The program, called Positive Balance, provides financial classes in different locations around Licking County and its financial coaches work one on one with families. In the past two years, the 12 trained coaches have worked with 3,000 adults on personal finance issues and helped 900 individuals and families through problems associated with home foreclosures, financial scams and lending issues, according to Shane Lightle, Positive Balance director.

"We're trying to change long-term behavior which has to be measured a couple years out," Lightle said. "We've only been around for two years, but we do a nine-month follow-up. Eighty-percent of our clients have shown improvement in one fundamental financial behavior or more, so we know in the long term we're making some positive impact."

Lightle said the program partners with local agencies to provide specific financial counseling to help the agency's client base. At the Ohio State University at Newark (OSUN), for example, college students are taught to avoid credit-card debt and to manage their finances so they don't graduate with a large amount of debt. At Opportunity Links, a local organization that helps unemployed people find jobs, the Positive Balance volunteers teach about making ends meet on a reduced income. At other places where people are struggling financially, the volunteers talk about ways to get out of debt and become more financially independent.

Funding for Positive Balance has been provided through the Ohio Community Service Council, and volunteers have been provided through AmeriCorps, a national service program that provides funding for full-time employees working in education, public safety and health and on environmental issues.

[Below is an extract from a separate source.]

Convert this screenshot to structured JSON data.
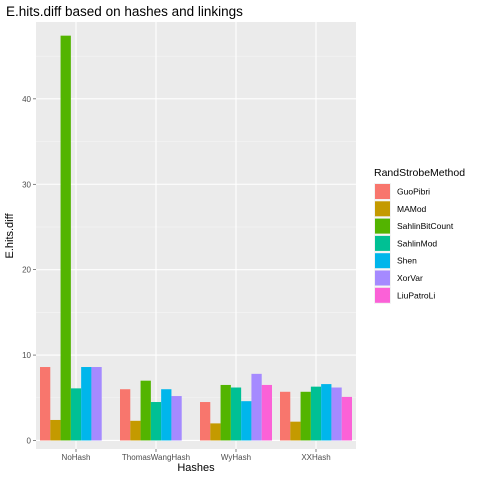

Lightle said each partner providing a site for Positive Balance also has participated in funding, such as OSUN, Opportunity Links, Licking Metropolitan Housing Authority, Licking County Veterans Service Commission, Licking County Alcohol Prevention Program, Licking County United Way, Licking County Chapter of the American Red Cross and the Licking County Justice Center.

When Positive Balance expands in September, the number of trained financial coaches will increase from 12 to 30 and 10 new agencies will become partners. The new partners include Southeast Ohio Legal Services, Fairfield County Financial Stability Partnership, United Way of Central Ohio, Ohio Regional Development Corp., Ross County Community Action Corp., Ross County Department of Job and Family Services, Community Action Organization of Delaware, Madison and Union counties and Empowering and Strengthening Ohio's People.

The Ohio Community Service Council also has increased funding, and partners like Park National Bank and National City Bank have joined the program.

Lightle said he is writing applications for a grant through the Internal Revenue Service.

"More financial institutions slowly are coming on board because they realize in the long term it costs them less if people are financially educated," Lightle said.

Positive Balance also has partnered with Cordray, who's been campaigning for financial literacy for years.

"He's been working on this issue for a lot of years, and it's one he's inherently passionate about," Lightle said.

Cordray recently formed the Save Our Homes Task Force to help people losing their homes through foreclosure and is the person who sponsored legislation to create AmeriCorps in Ohio.

Cordray called the Positive Balance program an excellent example of community service.

"Having more people on the ground armed with valuable information translates into an increase in the overall financial literacy of Ohioans and therefore greater financial stability for our state as a whole," he said.

Lightle said if the program continues to be successful, it could continue to grow and add more partners, possibly applying for federal funding.

"A lot of people aren't going to get host members because of funding limitations," he said. "If we choose to grow, we're going to have to change our funding strain."